Le motif bandana, devenu un marqueur identifiable de la marque ces dernières saisons, est décliné ici en terracotta et blanc, puis appliqué aux transats, matelas et accessoires. Le choix n’est pas anodin : suffisamment graphique pour exister visuellement, mais assez doux pour ne pas écraser le lieu. Résultat, une présence lisible mais pas envahissante, ce qui, sur Pampelonne, relève presque de la stratégie.
Ce type d’opération s’inscrit dans une évolution plus large : les marques de mode ne se contentent plus de pop-up stores, elles investissent des lieux de vie. Plages, hôtels, restaurants deviennent des extensions physiques de leur univers, avec un objectif moins transactionnel qu’image.
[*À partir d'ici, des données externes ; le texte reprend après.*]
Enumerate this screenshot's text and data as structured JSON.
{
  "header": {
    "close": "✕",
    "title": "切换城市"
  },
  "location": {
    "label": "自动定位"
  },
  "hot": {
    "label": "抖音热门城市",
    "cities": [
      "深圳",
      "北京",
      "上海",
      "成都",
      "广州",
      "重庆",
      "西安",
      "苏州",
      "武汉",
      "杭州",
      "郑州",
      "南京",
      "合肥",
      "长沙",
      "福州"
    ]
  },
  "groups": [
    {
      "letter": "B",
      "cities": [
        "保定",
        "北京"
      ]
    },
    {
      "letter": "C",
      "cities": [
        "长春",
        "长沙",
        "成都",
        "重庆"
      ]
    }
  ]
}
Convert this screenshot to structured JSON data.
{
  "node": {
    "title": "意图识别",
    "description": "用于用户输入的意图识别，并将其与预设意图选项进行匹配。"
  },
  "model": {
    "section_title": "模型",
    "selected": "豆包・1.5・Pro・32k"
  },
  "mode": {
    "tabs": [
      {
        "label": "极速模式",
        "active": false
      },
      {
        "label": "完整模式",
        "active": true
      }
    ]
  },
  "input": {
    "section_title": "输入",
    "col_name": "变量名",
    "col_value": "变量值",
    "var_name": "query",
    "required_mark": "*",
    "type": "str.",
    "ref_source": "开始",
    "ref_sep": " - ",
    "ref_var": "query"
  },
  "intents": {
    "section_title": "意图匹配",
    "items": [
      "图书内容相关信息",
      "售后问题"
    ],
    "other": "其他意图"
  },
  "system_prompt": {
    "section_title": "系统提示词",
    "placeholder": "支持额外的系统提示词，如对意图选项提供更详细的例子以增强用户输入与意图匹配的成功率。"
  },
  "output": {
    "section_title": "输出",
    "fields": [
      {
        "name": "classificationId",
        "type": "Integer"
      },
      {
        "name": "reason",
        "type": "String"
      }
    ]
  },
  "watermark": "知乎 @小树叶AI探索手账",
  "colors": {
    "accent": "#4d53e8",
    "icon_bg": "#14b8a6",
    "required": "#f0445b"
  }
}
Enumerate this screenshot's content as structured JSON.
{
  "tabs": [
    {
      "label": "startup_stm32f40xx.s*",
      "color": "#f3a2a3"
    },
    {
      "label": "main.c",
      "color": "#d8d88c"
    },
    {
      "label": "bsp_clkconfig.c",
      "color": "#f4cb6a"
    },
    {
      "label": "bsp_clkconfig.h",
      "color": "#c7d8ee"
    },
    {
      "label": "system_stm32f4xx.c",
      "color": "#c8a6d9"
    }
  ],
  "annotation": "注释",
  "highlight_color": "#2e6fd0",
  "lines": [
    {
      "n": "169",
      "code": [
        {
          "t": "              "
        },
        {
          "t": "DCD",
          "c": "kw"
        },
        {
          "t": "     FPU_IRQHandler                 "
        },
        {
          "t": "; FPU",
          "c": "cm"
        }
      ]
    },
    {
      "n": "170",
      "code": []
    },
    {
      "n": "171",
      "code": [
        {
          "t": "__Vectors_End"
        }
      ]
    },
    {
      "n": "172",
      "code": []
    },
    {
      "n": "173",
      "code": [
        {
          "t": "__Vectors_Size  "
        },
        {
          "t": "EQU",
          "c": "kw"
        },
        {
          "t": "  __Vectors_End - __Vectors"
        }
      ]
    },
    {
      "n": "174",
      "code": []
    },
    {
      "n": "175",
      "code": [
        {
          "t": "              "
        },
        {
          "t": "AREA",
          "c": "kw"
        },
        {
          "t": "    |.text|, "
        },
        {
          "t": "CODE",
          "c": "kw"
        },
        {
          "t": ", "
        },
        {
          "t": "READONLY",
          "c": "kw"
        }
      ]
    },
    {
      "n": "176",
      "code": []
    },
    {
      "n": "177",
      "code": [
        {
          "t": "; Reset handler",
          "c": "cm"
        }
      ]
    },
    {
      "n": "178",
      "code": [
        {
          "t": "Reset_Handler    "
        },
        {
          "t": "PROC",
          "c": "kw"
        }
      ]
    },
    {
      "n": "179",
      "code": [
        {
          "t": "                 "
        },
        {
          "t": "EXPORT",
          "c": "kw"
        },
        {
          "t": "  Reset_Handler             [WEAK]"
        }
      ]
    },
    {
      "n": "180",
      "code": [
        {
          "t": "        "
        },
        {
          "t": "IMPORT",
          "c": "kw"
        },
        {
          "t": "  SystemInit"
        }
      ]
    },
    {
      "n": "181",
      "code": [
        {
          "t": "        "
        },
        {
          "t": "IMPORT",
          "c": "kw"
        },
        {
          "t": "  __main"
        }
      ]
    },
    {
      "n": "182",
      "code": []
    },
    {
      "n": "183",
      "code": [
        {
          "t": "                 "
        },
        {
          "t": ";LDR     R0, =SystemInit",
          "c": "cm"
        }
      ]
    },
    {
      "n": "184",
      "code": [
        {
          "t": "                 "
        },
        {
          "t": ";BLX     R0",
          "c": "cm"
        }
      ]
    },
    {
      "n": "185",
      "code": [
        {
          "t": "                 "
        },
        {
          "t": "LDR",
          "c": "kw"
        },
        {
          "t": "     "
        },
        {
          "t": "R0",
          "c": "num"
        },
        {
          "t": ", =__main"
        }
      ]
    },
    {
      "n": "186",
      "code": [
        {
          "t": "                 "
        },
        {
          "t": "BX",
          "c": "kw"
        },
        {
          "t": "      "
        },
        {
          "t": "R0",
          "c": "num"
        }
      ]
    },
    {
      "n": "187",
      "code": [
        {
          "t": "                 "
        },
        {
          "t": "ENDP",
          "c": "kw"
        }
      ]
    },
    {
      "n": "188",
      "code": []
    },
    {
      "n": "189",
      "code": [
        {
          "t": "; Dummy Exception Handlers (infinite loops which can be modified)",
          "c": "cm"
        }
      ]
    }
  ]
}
Jacquemus à Monte-Carlo Beach, Loro Piana dans certains resorts italiens, ou encore les collaborations récurrentes de maisons avec des clubs de plage : le phénomène s’est accéléré ces dernières années.
Dans ce contexte, le choix de Cybèle est assez cohérent pour Kujten. Là où d’autres plages misent sur la fête ou la visibilité immédiate, celui-ci joue une partition plus discrète : une clientèle fidèle, une montée en puissance progressive, et un positionnement qui laisse de la place aux marques sans les diluer dans un décor trop chargé.
La collaboration est prévue jusqu’en septembre. Sans lancement tapageur, mais avec une logique d’installation dans le temps, presque à contre-courant du rythme habituel de la saison tropézienne.